Cost Control for AI-Backed Features: Token Budgets and Semantic Caching

Reducing LLM API spend without degrading UX — semantic caching, per-tenant token budgets, and model selection by task complexity.

RedisPostgreSQLNode.js

Context

After we shipped the LLM-powered summarization feature, API costs spiked. Some tenants were heavy users; others barely touched it. We had no visibility into who was spending what, and identical or near-identical requests were hitting the API repeatedly.
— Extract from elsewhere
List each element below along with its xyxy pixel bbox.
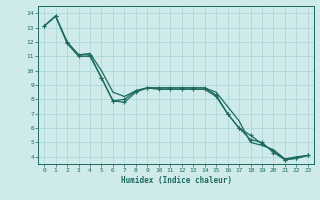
X-axis label: Humidex (Indice chaleur): Humidex (Indice chaleur) [121, 176, 231, 185]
We needed to bring costs under control without making the feature feel worse for users.

Constraints

  • Multi-tenant — we needed per-tenant visibility and limits, not just a global cap
  • Semantic similarity — two slightly different prompts might deserve the same cached response
  • We couldn't degrade quality — the fallback to a cheaper/smaller model had to be acceptable for the use case

Architecture

We implemented semantic caching in Redis: before calling the LLM, we hash the normalized input (trimmed, lowercased, key fields extracted) and check for a cached response. If we find one within a similarity threshold, we return it. We added a tenants.llm_token_budget column and track usage per tenant per month; when a tenant hits their budget, we serve cached or fallback responses and notify them. For simple tasks (short summaries, classification), we route to a smaller, cheaper model; for complex ones, we use the larger model. We batch non-urgent requests where possible to reduce round trips. The key was measuring first — we added cost tracking before we optimized, so we knew where the spend was.

Alternatives considered

  • Hard rate limits per user: Would have frustrated power users and didn't address the root cause — duplicate or near-duplicate requests.
  • Self-host a smaller open-source model: Operational overhead, GPU costs, and quality tradeoffs. For our scale, managed APIs with caching were the right balance.

Lessons learned

  • Measure before you optimize. We added cost-per-tenant tracking and only then saw that 20% of requests were cacheable duplicates.
  • Semantic caching has limits — we use exact-match hashing for now; true embedding-based similarity would add complexity we didn't need yet.
  • Per-tenant budgets create the right incentives. Tenants self-regulate when they see usage; we avoid surprise bills.